Monday, November 24, 2008

Proposition Hate

Transcript from the Vice-Presidential debate, which precluded the recent passage of Proposition 8 in California:

GWEN IFILL (Moderator):
Senator Biden, do you support granting same-sex benefits to couples?

JOE BIDEN:
Absolutely positively. Look, in an Obama-Biden administration, there will be absolutely no distinction from a constitutional standpoint or a legal standpoint between a same-sex and a heterosexual couple.

It's what the Constitution calls for. And so we do support it. We do support making sure that committed couples in a same-sex marriage are guaranteed the same constitutional benefits as it relates to their property rights, their rights of visitation, their rights to insurance, their rights of ownership as heterosexual couples do.

IFILL:
Senator, do you support gay marriage?

BIDEN:
No.
_______________________________________________

The bizarre nature of that moment (effusive human rights defense followed by uni-syllabic dismissal) shows, once again, how political expediency trumps common decency. It also proves that religious hysteria is the vicious undertow to many of our civil issues.

Let us recount, and easily rebut, some of the “arguments” against gay marriage:

1) Marriage is about procreation.
By all means, let us ban marriage for infertile couples as well. Menopausal? You’re finished. Impotent? Sorry, Viagra Vick…no wife for you.

If you believe that those who cannot conceive children should not be denied the right to marriage, then why make a case against the gay population for the same reason? Further, it has been proven, time and time again, that children raised in gay households have no more difficulties -- in terms of sexual orientation or future success -- than those of heterosexual unions. According to Bureau of Census statistics, "twenty-five percent of children today are born out-of-wedlock to single women, mostly young, minority, and impoverished; half of all marriages end in divorce; and married couples with children now make up only twenty-six percent of United States households. It is unrealistic to pretend that children can only be successfully reared in an idealized concept of family, the product of nostalgia for a time long past." [Columbia Law Review, April 1999. (Social Norms and Judicial Decisionmaking: Examining the Role of Naratives in Same-Sex Adoption Cases. Lexis-Nexis 3/27/01).]

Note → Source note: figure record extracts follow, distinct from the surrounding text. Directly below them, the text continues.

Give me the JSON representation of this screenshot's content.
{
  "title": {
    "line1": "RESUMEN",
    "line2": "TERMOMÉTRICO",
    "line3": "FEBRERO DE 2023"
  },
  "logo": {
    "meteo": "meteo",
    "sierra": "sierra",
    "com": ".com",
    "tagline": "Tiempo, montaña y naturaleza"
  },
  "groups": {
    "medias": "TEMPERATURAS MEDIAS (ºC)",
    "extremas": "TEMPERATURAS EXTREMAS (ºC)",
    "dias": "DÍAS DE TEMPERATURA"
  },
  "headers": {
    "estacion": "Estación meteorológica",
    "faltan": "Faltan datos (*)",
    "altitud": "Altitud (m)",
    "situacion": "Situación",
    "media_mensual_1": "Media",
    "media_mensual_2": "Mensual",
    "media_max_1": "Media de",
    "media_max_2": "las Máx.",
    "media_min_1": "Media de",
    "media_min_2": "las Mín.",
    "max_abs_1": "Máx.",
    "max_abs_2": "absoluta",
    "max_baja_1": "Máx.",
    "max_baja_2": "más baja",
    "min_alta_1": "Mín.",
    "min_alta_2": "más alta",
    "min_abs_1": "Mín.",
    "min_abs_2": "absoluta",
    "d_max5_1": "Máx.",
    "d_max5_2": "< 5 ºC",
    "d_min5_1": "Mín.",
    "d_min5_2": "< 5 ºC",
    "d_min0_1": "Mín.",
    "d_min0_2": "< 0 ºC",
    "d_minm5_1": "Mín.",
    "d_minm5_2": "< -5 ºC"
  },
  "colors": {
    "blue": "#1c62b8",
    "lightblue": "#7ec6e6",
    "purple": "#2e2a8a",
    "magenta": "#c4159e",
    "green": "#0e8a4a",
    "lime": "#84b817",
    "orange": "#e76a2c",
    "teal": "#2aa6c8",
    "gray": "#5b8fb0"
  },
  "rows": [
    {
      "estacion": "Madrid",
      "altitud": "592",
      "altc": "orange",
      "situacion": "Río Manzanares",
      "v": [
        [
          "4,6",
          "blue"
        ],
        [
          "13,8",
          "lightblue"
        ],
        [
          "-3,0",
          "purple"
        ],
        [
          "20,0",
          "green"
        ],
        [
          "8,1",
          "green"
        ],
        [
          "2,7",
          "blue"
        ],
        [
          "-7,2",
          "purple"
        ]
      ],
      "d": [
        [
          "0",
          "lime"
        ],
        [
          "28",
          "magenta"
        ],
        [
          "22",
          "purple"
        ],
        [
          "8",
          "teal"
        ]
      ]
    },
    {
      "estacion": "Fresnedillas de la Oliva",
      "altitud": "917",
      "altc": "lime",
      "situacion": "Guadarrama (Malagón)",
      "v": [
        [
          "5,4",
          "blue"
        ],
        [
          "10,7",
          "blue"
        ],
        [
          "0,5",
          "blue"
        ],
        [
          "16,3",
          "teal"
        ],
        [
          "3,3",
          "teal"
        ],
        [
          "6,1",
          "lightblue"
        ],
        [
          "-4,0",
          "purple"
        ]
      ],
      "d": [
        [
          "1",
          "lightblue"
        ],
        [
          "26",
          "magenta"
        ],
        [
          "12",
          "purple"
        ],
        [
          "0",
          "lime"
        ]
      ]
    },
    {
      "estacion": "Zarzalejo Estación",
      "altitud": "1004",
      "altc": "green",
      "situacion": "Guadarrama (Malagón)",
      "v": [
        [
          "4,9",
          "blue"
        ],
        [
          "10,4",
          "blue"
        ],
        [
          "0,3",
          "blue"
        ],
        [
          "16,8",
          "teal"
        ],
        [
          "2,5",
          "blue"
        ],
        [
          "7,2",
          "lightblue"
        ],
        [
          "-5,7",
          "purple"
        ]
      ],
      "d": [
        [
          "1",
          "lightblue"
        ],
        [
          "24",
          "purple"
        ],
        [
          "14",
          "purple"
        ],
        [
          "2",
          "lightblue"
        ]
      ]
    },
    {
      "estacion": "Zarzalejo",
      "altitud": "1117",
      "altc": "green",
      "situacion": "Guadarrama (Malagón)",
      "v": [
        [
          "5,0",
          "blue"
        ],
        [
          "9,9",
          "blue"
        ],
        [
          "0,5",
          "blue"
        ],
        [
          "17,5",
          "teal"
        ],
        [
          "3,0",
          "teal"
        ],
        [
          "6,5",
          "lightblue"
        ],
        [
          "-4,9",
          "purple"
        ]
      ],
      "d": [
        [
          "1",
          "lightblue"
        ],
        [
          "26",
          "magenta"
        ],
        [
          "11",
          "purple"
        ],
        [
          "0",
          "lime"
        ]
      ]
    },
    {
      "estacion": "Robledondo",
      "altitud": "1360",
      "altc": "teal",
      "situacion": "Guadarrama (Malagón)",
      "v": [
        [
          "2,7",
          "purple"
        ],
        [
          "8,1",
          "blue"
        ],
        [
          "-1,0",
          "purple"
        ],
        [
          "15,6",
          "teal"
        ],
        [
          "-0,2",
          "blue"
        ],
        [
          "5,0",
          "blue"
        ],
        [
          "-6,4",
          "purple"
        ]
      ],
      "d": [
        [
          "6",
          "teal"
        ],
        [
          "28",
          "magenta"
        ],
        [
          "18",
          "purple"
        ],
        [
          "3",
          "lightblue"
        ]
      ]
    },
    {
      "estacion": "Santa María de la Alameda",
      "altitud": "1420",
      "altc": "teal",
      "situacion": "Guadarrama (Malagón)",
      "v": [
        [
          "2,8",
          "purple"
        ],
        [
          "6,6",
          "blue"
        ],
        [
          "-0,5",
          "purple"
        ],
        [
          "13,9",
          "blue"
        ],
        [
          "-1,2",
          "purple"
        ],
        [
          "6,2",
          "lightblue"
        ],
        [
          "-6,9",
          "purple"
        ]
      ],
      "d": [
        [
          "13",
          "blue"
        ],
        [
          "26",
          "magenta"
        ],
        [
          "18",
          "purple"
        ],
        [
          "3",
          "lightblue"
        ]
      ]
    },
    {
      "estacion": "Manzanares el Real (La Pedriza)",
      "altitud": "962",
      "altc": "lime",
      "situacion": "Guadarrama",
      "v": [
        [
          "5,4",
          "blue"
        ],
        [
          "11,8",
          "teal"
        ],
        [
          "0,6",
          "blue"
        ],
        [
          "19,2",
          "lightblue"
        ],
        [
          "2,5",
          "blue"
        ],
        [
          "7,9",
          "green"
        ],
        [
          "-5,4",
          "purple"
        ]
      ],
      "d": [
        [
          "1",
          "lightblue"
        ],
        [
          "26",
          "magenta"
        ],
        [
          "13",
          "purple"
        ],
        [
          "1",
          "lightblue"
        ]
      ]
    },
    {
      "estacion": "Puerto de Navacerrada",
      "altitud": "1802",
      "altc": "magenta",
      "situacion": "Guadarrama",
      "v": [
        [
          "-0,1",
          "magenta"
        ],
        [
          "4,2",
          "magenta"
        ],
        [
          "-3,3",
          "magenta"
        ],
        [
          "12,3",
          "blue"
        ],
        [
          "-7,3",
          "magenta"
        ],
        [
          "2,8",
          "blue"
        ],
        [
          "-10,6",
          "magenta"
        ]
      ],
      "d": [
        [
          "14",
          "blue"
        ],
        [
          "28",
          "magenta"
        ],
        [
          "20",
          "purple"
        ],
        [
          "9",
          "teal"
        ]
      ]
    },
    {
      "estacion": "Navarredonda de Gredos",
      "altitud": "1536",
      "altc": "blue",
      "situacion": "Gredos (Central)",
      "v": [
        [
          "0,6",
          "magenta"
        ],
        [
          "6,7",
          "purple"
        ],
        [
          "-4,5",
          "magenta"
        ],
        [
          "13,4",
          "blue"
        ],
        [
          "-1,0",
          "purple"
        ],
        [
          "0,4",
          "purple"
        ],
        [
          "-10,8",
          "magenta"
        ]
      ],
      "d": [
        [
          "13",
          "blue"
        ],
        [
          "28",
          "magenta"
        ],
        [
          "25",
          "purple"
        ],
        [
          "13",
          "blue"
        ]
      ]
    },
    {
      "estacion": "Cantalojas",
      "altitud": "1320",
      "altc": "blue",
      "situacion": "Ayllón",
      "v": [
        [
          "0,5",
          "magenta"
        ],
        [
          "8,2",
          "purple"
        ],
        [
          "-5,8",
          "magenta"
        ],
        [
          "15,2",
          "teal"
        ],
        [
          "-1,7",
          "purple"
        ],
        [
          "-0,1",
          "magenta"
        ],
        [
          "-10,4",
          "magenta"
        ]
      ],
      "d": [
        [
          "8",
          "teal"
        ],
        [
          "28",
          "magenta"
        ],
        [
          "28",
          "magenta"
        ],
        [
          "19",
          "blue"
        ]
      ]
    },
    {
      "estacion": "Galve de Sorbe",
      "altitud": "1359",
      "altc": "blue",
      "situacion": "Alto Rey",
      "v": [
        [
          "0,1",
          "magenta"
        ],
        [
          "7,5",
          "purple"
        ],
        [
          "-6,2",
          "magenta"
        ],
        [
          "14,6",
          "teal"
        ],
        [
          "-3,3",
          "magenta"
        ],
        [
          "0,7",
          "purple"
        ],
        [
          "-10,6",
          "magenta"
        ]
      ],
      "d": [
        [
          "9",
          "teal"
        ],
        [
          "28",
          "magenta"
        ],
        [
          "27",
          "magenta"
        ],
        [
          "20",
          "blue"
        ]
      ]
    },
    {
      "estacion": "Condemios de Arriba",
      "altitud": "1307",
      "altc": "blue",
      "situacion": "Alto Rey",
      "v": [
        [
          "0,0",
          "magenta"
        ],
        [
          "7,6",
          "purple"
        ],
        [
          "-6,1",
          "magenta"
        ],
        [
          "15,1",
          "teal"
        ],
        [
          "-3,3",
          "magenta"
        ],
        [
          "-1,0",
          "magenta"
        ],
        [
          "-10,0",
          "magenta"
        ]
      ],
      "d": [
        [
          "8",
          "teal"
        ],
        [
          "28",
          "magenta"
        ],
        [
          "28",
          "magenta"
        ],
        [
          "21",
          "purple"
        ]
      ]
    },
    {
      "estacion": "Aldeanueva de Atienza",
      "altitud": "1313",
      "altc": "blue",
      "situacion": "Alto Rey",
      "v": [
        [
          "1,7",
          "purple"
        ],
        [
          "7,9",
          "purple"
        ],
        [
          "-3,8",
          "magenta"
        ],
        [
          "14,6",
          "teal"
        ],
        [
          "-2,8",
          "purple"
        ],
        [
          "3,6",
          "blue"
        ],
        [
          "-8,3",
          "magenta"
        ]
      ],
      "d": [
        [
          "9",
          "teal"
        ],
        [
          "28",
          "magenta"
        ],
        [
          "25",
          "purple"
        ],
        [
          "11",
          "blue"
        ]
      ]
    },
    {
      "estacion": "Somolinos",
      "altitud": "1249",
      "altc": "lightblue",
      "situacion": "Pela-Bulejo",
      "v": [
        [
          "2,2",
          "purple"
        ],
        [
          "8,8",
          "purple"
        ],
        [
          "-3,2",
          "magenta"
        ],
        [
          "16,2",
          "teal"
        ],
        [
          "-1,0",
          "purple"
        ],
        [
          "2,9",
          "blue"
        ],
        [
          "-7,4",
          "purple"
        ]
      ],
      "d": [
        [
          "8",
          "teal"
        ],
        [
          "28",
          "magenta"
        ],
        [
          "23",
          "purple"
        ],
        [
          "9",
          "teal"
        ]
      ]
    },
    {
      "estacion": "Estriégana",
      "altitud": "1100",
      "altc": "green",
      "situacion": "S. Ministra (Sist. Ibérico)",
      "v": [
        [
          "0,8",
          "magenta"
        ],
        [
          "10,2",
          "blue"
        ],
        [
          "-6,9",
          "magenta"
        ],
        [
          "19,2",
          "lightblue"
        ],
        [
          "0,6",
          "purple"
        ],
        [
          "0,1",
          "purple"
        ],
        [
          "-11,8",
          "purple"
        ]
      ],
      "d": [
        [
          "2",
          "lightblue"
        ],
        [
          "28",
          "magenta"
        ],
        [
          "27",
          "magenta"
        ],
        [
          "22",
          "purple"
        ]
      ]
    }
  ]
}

2) It is an affront to the institution of marriage.
That was the same argument made in support of the illegality of whites marrying blacks, and no right-minded person still stands by that ghastly vestige. And how often do we hear variations of this argument: "If we let a man marry a man, what's next? A man marrying a dog?" Marriage -- like slavery, a woman's right to vote, equal pay and so on -- was never on a slippery slope. It is on an evolutionary and righteous continuum. Besides, many a heterosexual marriage is an affront as well. Larry King, anyone?

3) The majority of Americans are against it.
True – the latest polls indicate that 61% of Americans do not favor gay marriage. But our government’s job is to protect the rights of all of us, including those that are gay, not to uphold the irrational prejudices of the masses, as California is doing in this case.

4) Being gay is a choice.
Right. Gay people want to be hated and ridiculed. No, science has made it quite clear that sexuality is innate. Simon LeVay indicated a clear difference in hypothamic structure between homosexual and heterosexual men. Dean Hamer, a Harvard trained geneticist, looked at 40 families with two gay brothers. Hamer and his team found evidence in 33 of the pairs for a genetically maternal influence in the determination of male homosexuality. Hundreds of other, agenda-less studies point in the same direction.

Nonetheless, I find that having to come up with a "no choice" argument is, in and of itself, offensive and patronizing (the poor gays...they can't help their deviant behavior). Would it be acceptable to discriminate against homosexuals if their orientation was a choice?

If you have to think twice before answering this question, shame on you and your fellow, Bible-enabled bigots.